The BFI camera captures 2048 × 2048 pixel images at a speed of 14 frames per second, covering an area on the Sun of 50,000 km × 50,000 km (70 arcseconds) in the TiO line, and 40,000 km × 40,000 km (55 arcseconds) in the G-Band.
Despite adaptive optics, each frame suffers from atmospheric aberrations hindering diffraction limited image detail. In order to obtain diffraction limited resolution, bursts of about 100 frames get digitally analyzed to be formed into a single sharpened image (speckle-reconstruction).

===Visible Imaging Spectrometer (VIS)===

The same sunpot captured with the VIS in the center of the H-alpha line.

The VIS is an imaging spectrograph that, like the BFI, captures images of the Sun in narrow wavelength ranges. Instead of interference filters, however, VIS uses a Fabry–Pérot etalon to create a band-pass as narrow as 0.007 nm, tunable from 550 to 700 nm.

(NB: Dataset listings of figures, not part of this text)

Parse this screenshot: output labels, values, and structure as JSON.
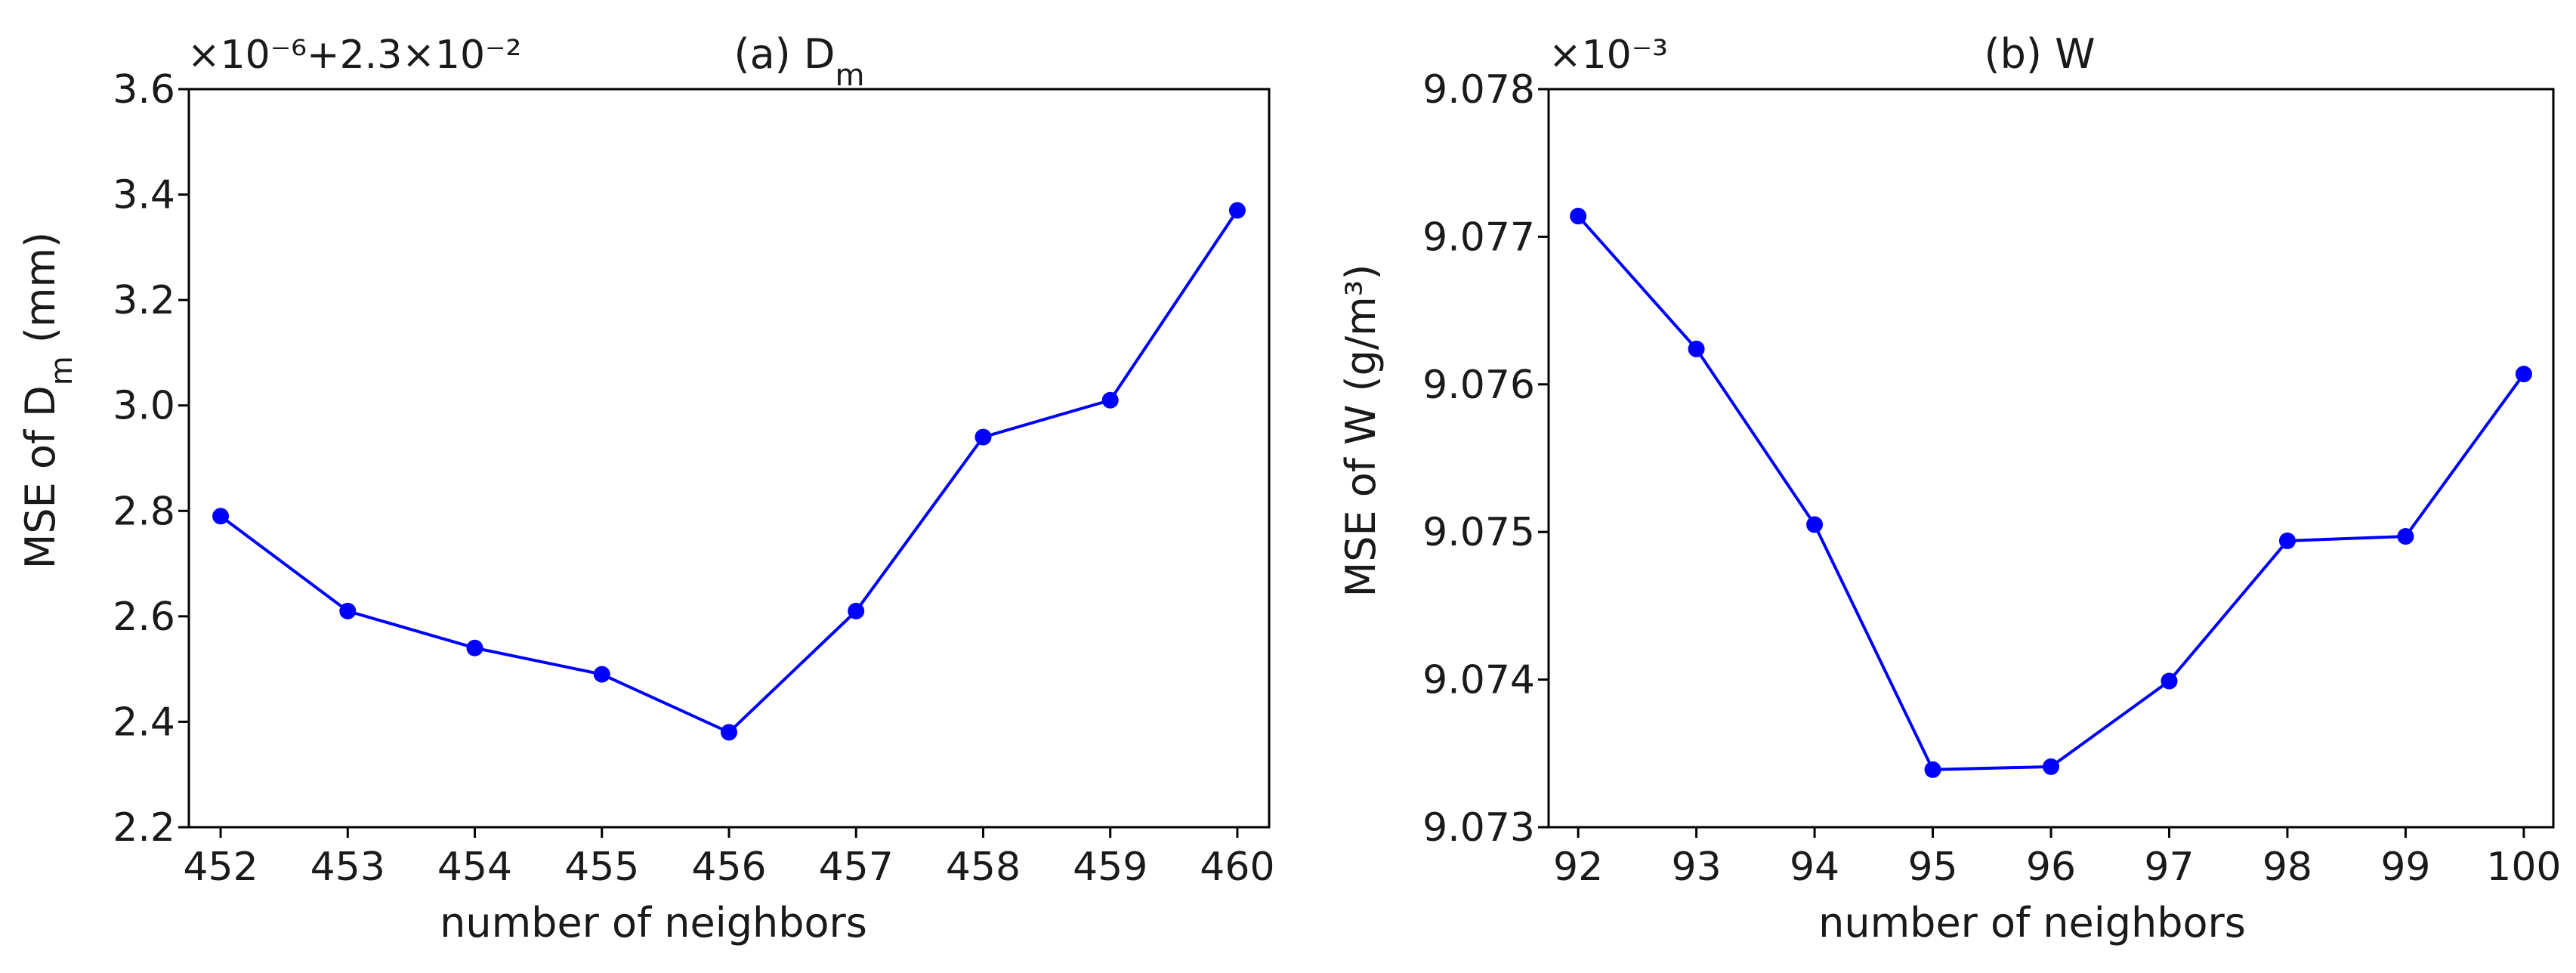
{
  "chart_data": [
    {
      "type": "line",
      "title": "(a) D",
      "title_sub": "m",
      "xlabel": "number of neighbors",
      "ylabel_prefix": "MSE of D",
      "ylabel_sub": "m",
      "ylabel_suffix": " (mm)",
      "offset_text": "×10⁻⁶+2.3×10⁻²",
      "x": [
        452,
        453,
        454,
        455,
        456,
        457,
        458,
        459,
        460
      ],
      "y": [
        2.79,
        2.61,
        2.54,
        2.49,
        2.38,
        2.61,
        2.94,
        3.01,
        3.37
      ],
      "xticks": [
        "452",
        "453",
        "454",
        "455",
        "456",
        "457",
        "458",
        "459",
        "460"
      ],
      "yticks": [
        "2.2",
        "2.4",
        "2.6",
        "2.8",
        "3.0",
        "3.2",
        "3.4",
        "3.6"
      ],
      "xlim": [
        451.75,
        460.25
      ],
      "ylim": [
        2.2,
        3.6
      ],
      "color": "#0000ff",
      "grid": false
    },
    {
      "type": "line",
      "title": "(b) W",
      "xlabel": "number of neighbors",
      "ylabel": "MSE of W (g/m³)",
      "offset_text": "×10⁻³",
      "x": [
        92,
        93,
        94,
        95,
        96,
        97,
        98,
        99,
        100
      ],
      "y": [
        9.07714,
        9.07624,
        9.07505,
        9.07339,
        9.07341,
        9.07399,
        9.07494,
        9.07497,
        9.07607
      ],
      "xticks": [
        "92",
        "93",
        "94",
        "95",
        "96",
        "97",
        "98",
        "99",
        "100"
      ],
      "yticks": [
        "9.073",
        "9.074",
        "9.075",
        "9.076",
        "9.077",
        "9.078"
      ],
      "xlim": [
        91.75,
        100.25
      ],
      "ylim": [
        9.073,
        9.078
      ],
      "color": "#0000ff",
      "grid": false
    }
  ]
}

VIS is frequently used to scan through the Fraunhofer lines at 656.3 nm (H-alpha), 630.2 nm (Fe), and 588.9 nm (Na). Per scan step multiple images frames are captured that also get processed for enhanced image detail.

===Near Infra-Red Imaging Spectropolarimeter (NIRIS)===
A dual Fabry–Pérot imaging interferometer for the near-infrared from 1.0 to 1.7 μm.

===Cryogenic Infra-Red Spectrograph (CYRA)===
A cryogenic Czerny-Turner spectrograph for the 1 to 5 μm regime.
===Fast-Imaging Solar Spectrograph (FISS)===
A scanning echelle long-slit spectrograph.